With the band bunched on one side of the vast Palace of Fine Arts stage, the program opened with a screening of 1916's "Fatty and Mabel Adrift." Arbuckle and co-star Mabel Normand play farmyard sweethearts who marry and buy a beach cottage, only to find themselves put out to sea by Arbuckle's jealous rival. The film is an ideal subject for a modern score. It is relatively fast-paced and very funny, but also obscure enough so that most modern viewers can experience the film and music with no preconceived notions about either.

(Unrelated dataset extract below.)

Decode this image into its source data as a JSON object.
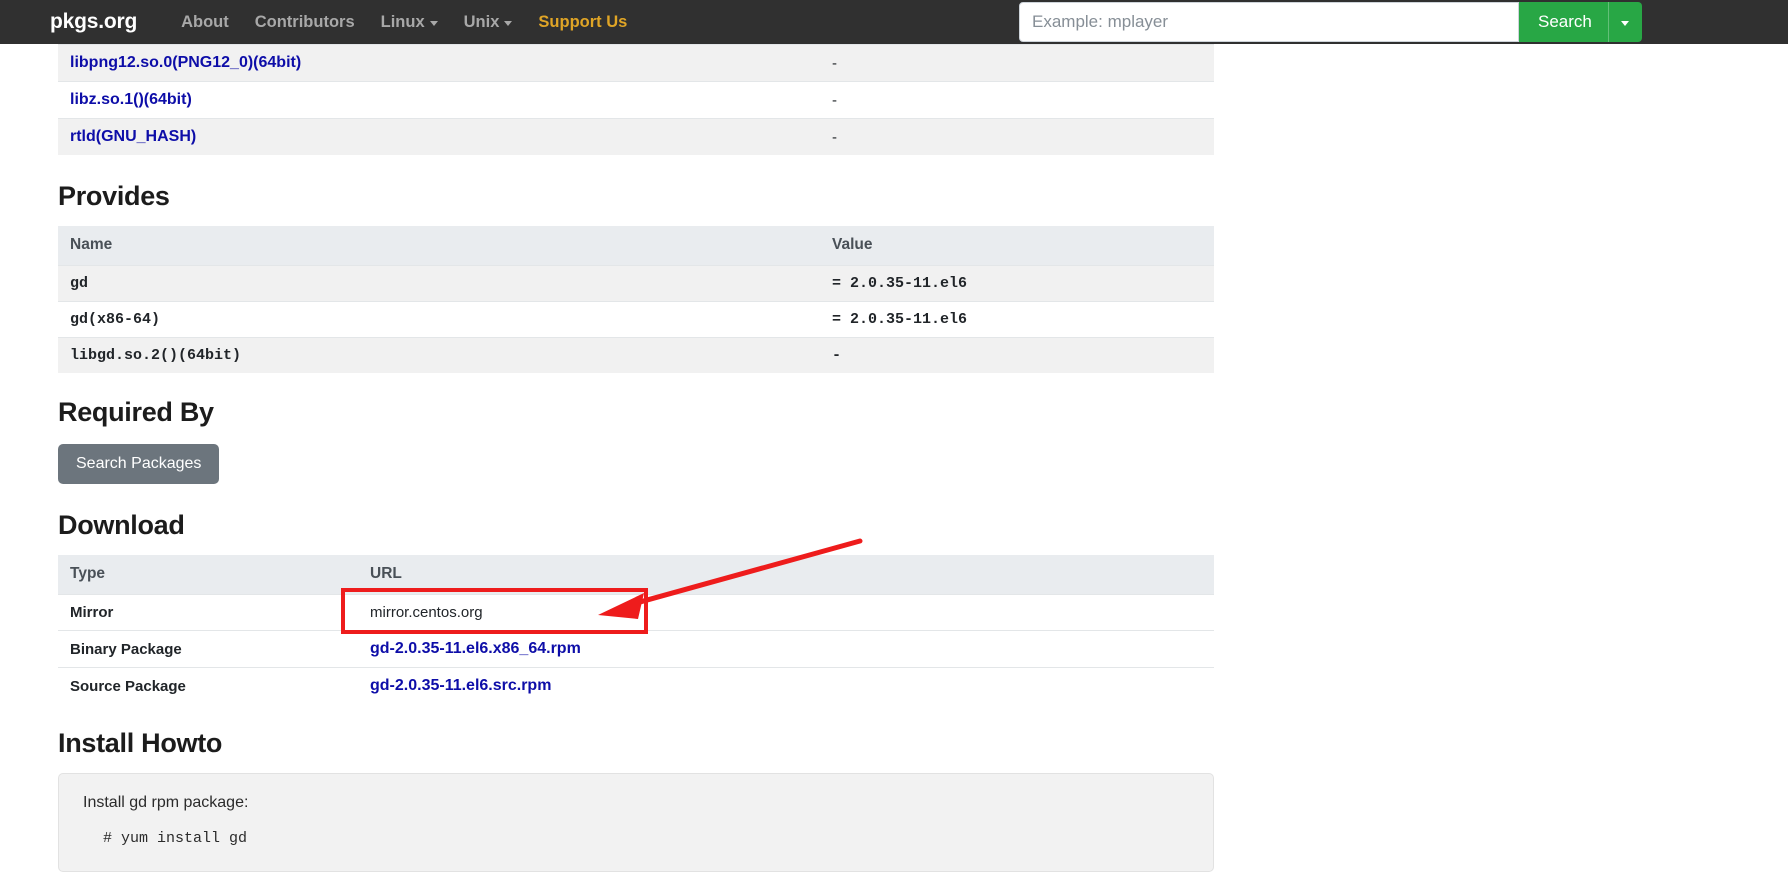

This is far from virgin territory. In recent years, artists such as Bill Frisell, the Beau Hunks, Club Foot Orchestra and the Asylum Street Spankers have all set new music to old films. But Douglas' approach to the problem is intriguing: not only has he rejected any attempt to perpetuate the kind of plinky ragtime sound that most people associate with the silent film era, he has also avoided the trap of writing too closely for the screen. There are no stock motifs indicating specific characters or ersatz sound effects built into the music. Instead, Douglas has taken a scene-by-scene approach, writing music that captures the spirit of each scene in toto with only occasional, abstract references to the specific actions of the moment (a more mechanical tone when a car breaks down, or a heightened sense of danger as a hired villain swills gasoline and smokes a dynamite cigar). The rest of the time, the music seems to spar with the film, with Douglas' driving, funky themes careening around Arbuckle's folksy slapstick. The visual spectacle tended to distract from the music, or vice versa. But several sequences were effective, including the film's raucous climax.

The music was a better fit with two shorter films: the amusement-park themed "Mabel's Willful Way" and a Perils of Pauline-ish kidnap caper called "Fatty's Plucky Pup," both released in 1915. In "Willful Way," Douglas drew his inspiration from a title card early in the film: "Music and onions cause family discord." Successfully evoking this phrase, Douglas provided a rollicking roller coaster score and a strident march that worked nicely with the onscreen action.

Even better was "Plucky Pup," which featured a rocket-fueled cartoon strut that gave the extremely silly plot a jolt of real excitement and suspense. Douglas seemed to be particularly inspired by the energetic performance of Luke the Dog, the titular hero of "Plucky Pup," who was also featured in some of the most effective portions of "Fatty and Mabel Adrift".

Three additional pieces were played as "instrumentals," that is, without film accompaniment. Presented in this way the three tunes proved to be small gems of modern jazz. A snappy number called "Pool Sharks" was the most engaging of these, offering strong solo space for trumpet, sax, and Fender Rhodes, while DJ Olive provided otherworldly tones and chirrups from his turntables.